What will always be most fundamentally real to any person is their own subjective experience of the life they live, the needs they have, the desires they feel, the questions they have. I think Modern thought tries to say that there is a higher logic beyond this illusion, but it will always be our illusion. One would be wise to remember that the work that gave rise to the Modernist revolution contained the oft quoted phrase, "I think therefore I am." We can't shake this feeling of consciousness, we can't help but feel like us. We experience everything as who we are, and as long as we think about anything we think with ourselves as the thinker. So when it comes down to it the reality that is most "real" to anyone is the one they experience. No one cares about metaphysics when they are losing someone they care about.

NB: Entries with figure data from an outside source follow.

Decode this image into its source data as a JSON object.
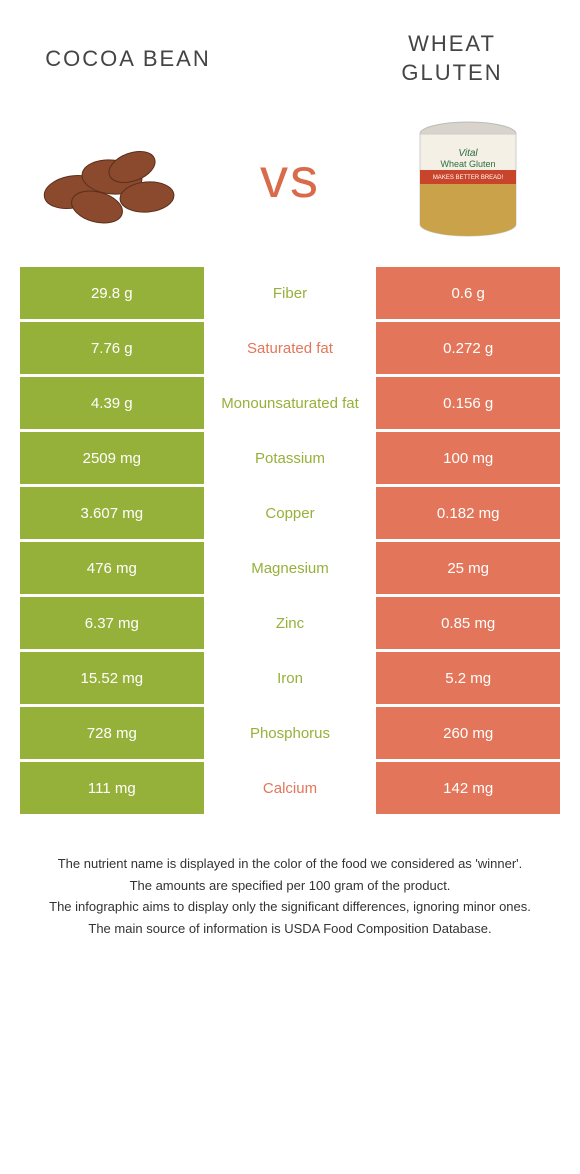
{
  "titles": {
    "left": "Cocoa bean",
    "right_line1": "Wheat",
    "right_line2": "gluten"
  },
  "vs_label": "vs",
  "colors": {
    "left_bg": "#96b13a",
    "right_bg": "#e3765a",
    "left_text": "#96b13a",
    "right_text": "#e3765a",
    "row_gap": "#ffffff"
  },
  "rows": [
    {
      "left": "29.8 g",
      "label": "Fiber",
      "right": "0.6 g",
      "winner": "left"
    },
    {
      "left": "7.76 g",
      "label": "Saturated fat",
      "right": "0.272 g",
      "winner": "right"
    },
    {
      "left": "4.39 g",
      "label": "Monounsaturated fat",
      "right": "0.156 g",
      "winner": "left"
    },
    {
      "left": "2509 mg",
      "label": "Potassium",
      "right": "100 mg",
      "winner": "left"
    },
    {
      "left": "3.607 mg",
      "label": "Copper",
      "right": "0.182 mg",
      "winner": "left"
    },
    {
      "left": "476 mg",
      "label": "Magnesium",
      "right": "25 mg",
      "winner": "left"
    },
    {
      "left": "6.37 mg",
      "label": "Zinc",
      "right": "0.85 mg",
      "winner": "left"
    },
    {
      "left": "15.52 mg",
      "label": "Iron",
      "right": "5.2 mg",
      "winner": "left"
    },
    {
      "left": "728 mg",
      "label": "Phosphorus",
      "right": "260 mg",
      "winner": "left"
    },
    {
      "left": "111 mg",
      "label": "Calcium",
      "right": "142 mg",
      "winner": "right"
    }
  ],
  "footer": [
    "The nutrient name is displayed in the color of the food we considered as 'winner'.",
    "The amounts are specified per 100 gram of the product.",
    "The infographic aims to display only the significant differences, ignoring minor ones.",
    "The main source of information is USDA Food Composition Database."
  ]
}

So each picture of reality is incomplete, upside-down, and blurry. I have no reason to think any one of them is perfect, but I do know that I have access to several ways of gathering information about what is real, my sensory experience and my own logic (the data I gather about the world personally), the world at large, the story of man as told by history, science, philosophy, the ideas of my community (all the data we take in from our culture/fellow humans), and last, but not by any means least, the more ineffable experience of what it is to be myself, to be this human being that I am, to be in this skin feeling these things I feel. So in my own view, for anything to be considered real it has to do the best job of hanging together within all these different means of seeing reality. To be true it has to the best job of explaining itself within all these contexts. It has to tell the most convincing story. It has to make the most sense out of this mess we live in. So everything that may be real has to be tested in this holistic crucible to be true, but even the crucible is limited. The universe is big, I feel like I'm in a movie and the camera just keeps panning out, and out, and out, out into the atmosphere, into space, the universe. There is so much more to being human than what we can account for with formulas and thought experiments. If you think you have the all the answers, give it enough time and life will humble you. So I can only know what is real to the best of human ability which is actually what most people think of when they think of certainty. I would contend that the human mind cannot hold the nature of existence. I would say that reality is realer than I am, and I can live like that because of what I have seen of the truth.
Wow, that was a big question, but definitely a good one! Thanks for your input!